The selected questions were divided into three batches (B1, B2 and B3) of 60, 75 and 75 questions respectively. We first conducted an online test employing the questions in B1. Out of the 81 graduate level students (of IIT Madras) who have participated in our online test, 72 learners of the required knowledge proficiency levels were selected. To determine their trait levels, we have instructed them to self assess their knowledge confidence level on a scale of high, medium or low, at the end of the test. To avoid the possible errors that may occur during the self assessment of trait levels, the participant with high and medium trait levels were selected from only those students who have successfully finished the course: CS5800: Advanced Data Structures and Algorithms, offered at the computer science department of IIT Madras. The participants with high trait level were selected from those students with either of the first two grade (i.e., 10 Excellent and 9 Very Good). The participants with medium trait level were from those students who were having any of the next two grade points (i.e., 8 Good and 7 Satisfactory Work).

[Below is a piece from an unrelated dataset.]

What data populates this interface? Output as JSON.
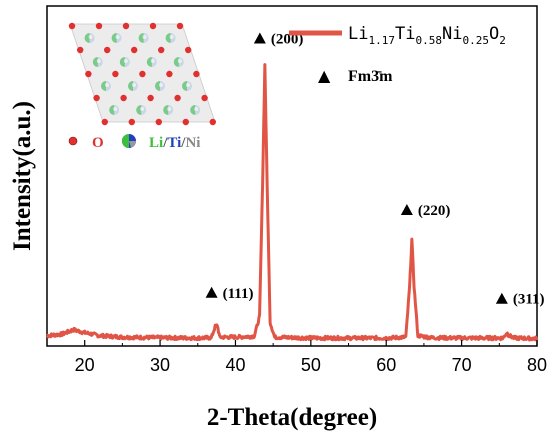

The other batches of questions were employed one after the other across three consecutive weeks. They have been asked to finish the questions in span of 75 minutes (however, we have not keep track of the time taken for finishing the tests). Instructions were given to avoid referring to any external medium to answer the questions, explaining the context of the test. To easy the evaluation and to avoid guess works, we have included a “Don’t know” option along with all the questions. Also informed them that selecting the don’t know option would be considered as equivalent to writing an incorrect action.
Training set preparation We have used 1045 representative questions that are generated from MAHA, GEO and PD ontologies for preparing the training set. As mentioned in Section 6.1, each of the questions would be classified into either difficult (d) or not difficulty (nd) for three categories of learners: Expert (E), Intermediate (I) and Beginner (B). Let us consider the possible classes to be: {E-d, E-nd}, {I-d, I-nd}, {B-d, B-nd}. The classification of questions from a specific ontology was done by experts of the corresponding domain. For MAHA and GEO ontology the team members who have involved in the (knowledge) development of the ontology were involved in the classification task. In the case of PD ontology (related to plant disease domain), experts having either masters’ or Ph.D. degree in plant disease related domain were involved in the evaluation task. We made sure that a minimum of five domain experts have evaluated each question. Conflicting cases were resolved by considering the majority voting.